La première question qu'il faut se poser, c'est celle-ci : quand ces projets-là seront-ils réalisés? Est-ce qu'on parle d'un horizon de cinq, sept ou dix ans, et cela, alors que la crise en Europe est une crise à moyen et court terme? a fait valoir Hugo Séguin lors de la conférence.

« Dans un contexte de transition énergétique en Europe, où on diminue la part du gaz naturel, ces projets doivent intégrer les problèmes liés aux gaz à effet de serre et aussi survivre au processus d'autorisation au Canada. Il y a loin de la coupe aux lèvres. »

— Une citation de  Hugo Séguin, enseignant et conseiller chez Copticom

Ces propos rejoignent les conclusions d'un rapport publié il y a quelques jours par l'Institut international du développement durable (IIDD), qui rappelle les plans de réduction de la consommation de gaz en Europe et qui enjoint à accroître l'efficacité énergétique ainsi que le recours à des sources d'énergie renouvelable.
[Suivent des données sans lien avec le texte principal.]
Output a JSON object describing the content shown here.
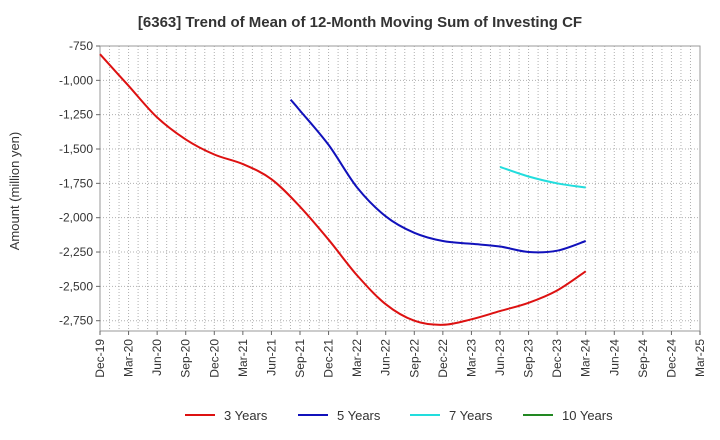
{
  "chart_data": {
    "type": "line",
    "title": "[6363]  Trend of Mean of 12-Month Moving Sum of Investing CF",
    "ylabel": "Amount (million yen)",
    "xlabel": "",
    "ylim": [
      -2825,
      -750
    ],
    "yticks": [
      -750,
      -1000,
      -1250,
      -1500,
      -1750,
      -2000,
      -2250,
      -2500,
      -2750
    ],
    "ytick_labels": [
      "-750",
      "-1,000",
      "-1,250",
      "-1,500",
      "-1,750",
      "-2,000",
      "-2,250",
      "-2,500",
      "-2,750"
    ],
    "xticks": [
      "Dec-19",
      "Mar-20",
      "Jun-20",
      "Sep-20",
      "Dec-20",
      "Mar-21",
      "Jun-21",
      "Sep-21",
      "Dec-21",
      "Mar-22",
      "Jun-22",
      "Sep-22",
      "Dec-22",
      "Mar-23",
      "Jun-23",
      "Sep-23",
      "Dec-23",
      "Mar-24",
      "Jun-24",
      "Sep-24",
      "Dec-24",
      "Mar-25"
    ],
    "grid": true,
    "legend_position": "bottom",
    "series": [
      {
        "name": "3 Years",
        "color": "#dd1111",
        "points": [
          [
            0,
            -810
          ],
          [
            1,
            -1040
          ],
          [
            2,
            -1270
          ],
          [
            3,
            -1430
          ],
          [
            4,
            -1540
          ],
          [
            5,
            -1610
          ],
          [
            6,
            -1720
          ],
          [
            7,
            -1920
          ],
          [
            8,
            -2160
          ],
          [
            9,
            -2420
          ],
          [
            10,
            -2630
          ],
          [
            11,
            -2750
          ],
          [
            12,
            -2780
          ],
          [
            13,
            -2740
          ],
          [
            14,
            -2680
          ],
          [
            15,
            -2620
          ],
          [
            16,
            -2530
          ],
          [
            17,
            -2390
          ]
        ]
      },
      {
        "name": "5 Years",
        "color": "#1111bb",
        "points": [
          [
            6.67,
            -1140
          ],
          [
            7,
            -1220
          ],
          [
            8,
            -1470
          ],
          [
            9,
            -1780
          ],
          [
            10,
            -1990
          ],
          [
            11,
            -2110
          ],
          [
            12,
            -2170
          ],
          [
            13,
            -2190
          ],
          [
            14,
            -2210
          ],
          [
            15,
            -2250
          ],
          [
            16,
            -2240
          ],
          [
            17,
            -2170
          ]
        ]
      },
      {
        "name": "7 Years",
        "color": "#22dddd",
        "points": [
          [
            14,
            -1630
          ],
          [
            15,
            -1700
          ],
          [
            16,
            -1750
          ],
          [
            17,
            -1780
          ]
        ]
      },
      {
        "name": "10 Years",
        "color": "#228822",
        "points": []
      }
    ]
  }
}
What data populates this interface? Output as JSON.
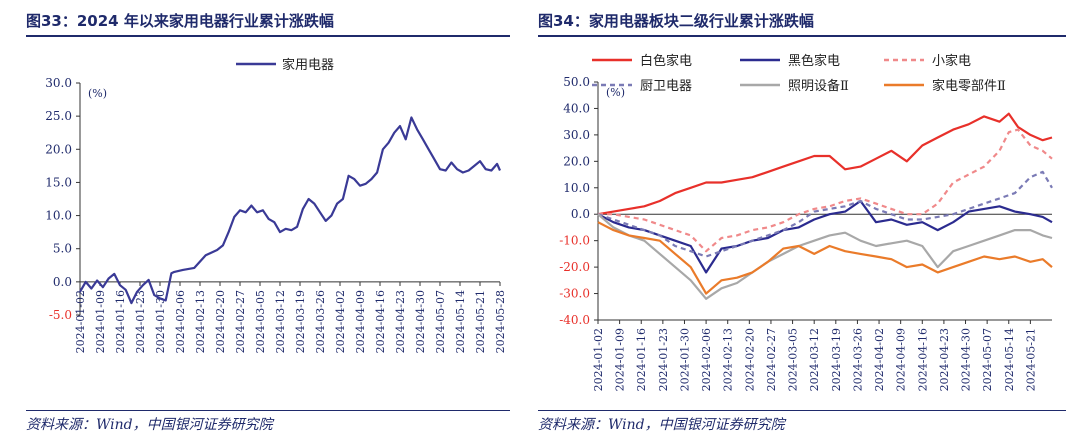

Bien qu'il puisse y avoir une demande pour certains combustibles fossiles, des marchés comme la Norvège sont plus logiques pour répondre aux besoins immédiats que le Canada, conclut notamment cette étude.

Par ailleurs, les chercheurs soulignent que le Canada ne pourra pas augmenter l'approvisionnement avant 2025, alors que les besoins énergétiques de l'Europe seront en grande partie satisfaits d'ici là.

L'hydrogène vert intéresse l'Allemagne

Berlin s'intéresse à l'hydrogène vert que pourrait produire le Canada. Un responsable gouvernemental qui a requis l'anonymat a d'ailleurs confirmé qu'un accord sur l'hydrogène serait signé à Stephenville, à Terre-Neuve-et-Labrador, lors de la visite officielle du chancelier Scholz au Canada.

Stephenville abritera une centrale énergétique à émissions nulles où l'énergie éolienne sera utilisée pour produire de l'hydrogène et de l'ammoniac destinés à l'exportation. Cependant, le Canada n'a pas encore l'infrastructure nécessaire pour produire de grandes quantités d'hydrogène vert, selon Amit Kumar, titulaire de la chaire de recherche industrielle du Conseil de recherches en sciences naturelles et en génie du Canada (CRSNG).

Au cours de sa visite de trois jours qui débute dimanche, le chancelier de l'Allemagne, Olaf Scholz, se rendra à Montréal, à Toronto ainsi qu'à Stephenville, à Terre-Neuve-et-Labrador.